The robot has intentionally been aligned with the floorboards at the start, to make it easier to tell if it is traveling in a straight line. Note that it actually turns significantly. In one anticipated Rovio-based projects, students will design feedback control to correct for these errors and track motions desired motion plans much more accurately.

One exciting - and often unavoidable - challenge in robotics in the problem of **underactuation**:
Sometimes, there are more degrees of freedom in a system than we can control directly with
the actuators we have. Below are several examples of underactuated systems.

Below is an animation of a "hovercraft" which has 3 degrees of freedom but only 2 thrusters (the actuators), making it underactuated. The degrees of freedom are: (1) x position, (2) y position, and (3) the rotation angle, theta.

Here, we can control any 2 out of 3 degrees of freedom, but not all 3. Thus, if we want to follow an (x,y) path, the angle theta is left uncontrolled, and the hovercraft spins. The Rovio, by comparison, has the same 3 degrees of freedom (x, y, and theta), but it has 3 actuators (the 3 wheels), making it fully actuated. Unlike the hovercraft below, the Rovio can therefore follow a desired motion path in x, y, and theta.

The acrobot is a two-link pendulum with a single actuator at the elbow that can be (1) brought into an upright position and (2) stabilized. Below are two methods for achieving the first goal of pumping energy into the system to raise both links; an additional, linearized controlled can than be added for stabilization.

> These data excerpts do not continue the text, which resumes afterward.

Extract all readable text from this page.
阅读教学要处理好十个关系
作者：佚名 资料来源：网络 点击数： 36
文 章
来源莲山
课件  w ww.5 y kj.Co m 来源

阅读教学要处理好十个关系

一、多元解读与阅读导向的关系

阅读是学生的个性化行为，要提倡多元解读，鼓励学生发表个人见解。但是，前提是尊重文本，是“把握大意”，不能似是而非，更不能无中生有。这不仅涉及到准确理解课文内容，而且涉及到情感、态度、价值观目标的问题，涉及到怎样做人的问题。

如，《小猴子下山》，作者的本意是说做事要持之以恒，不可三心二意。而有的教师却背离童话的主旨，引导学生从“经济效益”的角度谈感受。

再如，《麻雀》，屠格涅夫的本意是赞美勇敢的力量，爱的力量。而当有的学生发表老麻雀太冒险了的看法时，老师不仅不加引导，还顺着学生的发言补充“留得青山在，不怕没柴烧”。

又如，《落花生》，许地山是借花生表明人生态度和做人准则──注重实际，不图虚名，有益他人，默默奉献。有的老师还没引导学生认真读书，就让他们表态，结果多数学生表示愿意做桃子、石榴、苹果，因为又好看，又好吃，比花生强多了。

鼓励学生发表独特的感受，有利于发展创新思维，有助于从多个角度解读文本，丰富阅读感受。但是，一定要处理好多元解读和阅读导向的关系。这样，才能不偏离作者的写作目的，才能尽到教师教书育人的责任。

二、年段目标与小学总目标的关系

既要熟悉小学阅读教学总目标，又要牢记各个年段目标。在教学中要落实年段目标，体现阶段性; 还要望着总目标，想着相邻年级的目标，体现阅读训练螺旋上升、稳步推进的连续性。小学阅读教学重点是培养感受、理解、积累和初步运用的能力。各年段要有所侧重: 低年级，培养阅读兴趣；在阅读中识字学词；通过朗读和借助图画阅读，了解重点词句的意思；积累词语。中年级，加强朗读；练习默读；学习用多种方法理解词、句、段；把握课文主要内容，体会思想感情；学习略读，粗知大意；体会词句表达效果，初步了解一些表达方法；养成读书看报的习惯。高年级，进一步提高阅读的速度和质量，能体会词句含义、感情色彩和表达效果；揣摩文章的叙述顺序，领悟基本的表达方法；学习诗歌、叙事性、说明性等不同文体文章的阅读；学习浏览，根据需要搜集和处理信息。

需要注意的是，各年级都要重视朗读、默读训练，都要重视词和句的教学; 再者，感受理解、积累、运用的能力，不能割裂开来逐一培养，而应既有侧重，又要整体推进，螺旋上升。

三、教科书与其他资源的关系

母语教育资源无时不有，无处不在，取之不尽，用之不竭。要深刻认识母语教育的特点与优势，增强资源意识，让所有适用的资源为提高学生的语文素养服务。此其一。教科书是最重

The first videos shows **colocated** partial feedback linearization (PFL), while
the second demonstrates **non-colocated** PFL.

Note that while the second method is much faster at getting upright, it
also requires a HUGE amount of power initially to do so! It may work in
simulation, but would not work on practical hardware. Also note the
long-term behavior of each approach: this method does **NOT** stabilize
the pendulum at the top; it only raises it into a position where a
second control algorithm could take over to do so.

The final simulation example shows the Raibert hopper. It is impressive that Raibert's simple balance algorithms can stabilize this underactuated system. However, the resulting speed control is not very accurate. Note that Raibert's control ideas, which were first developed in the 1980's, are at the basis of control for the BigDog robot that you may seen on YouTube in recent years.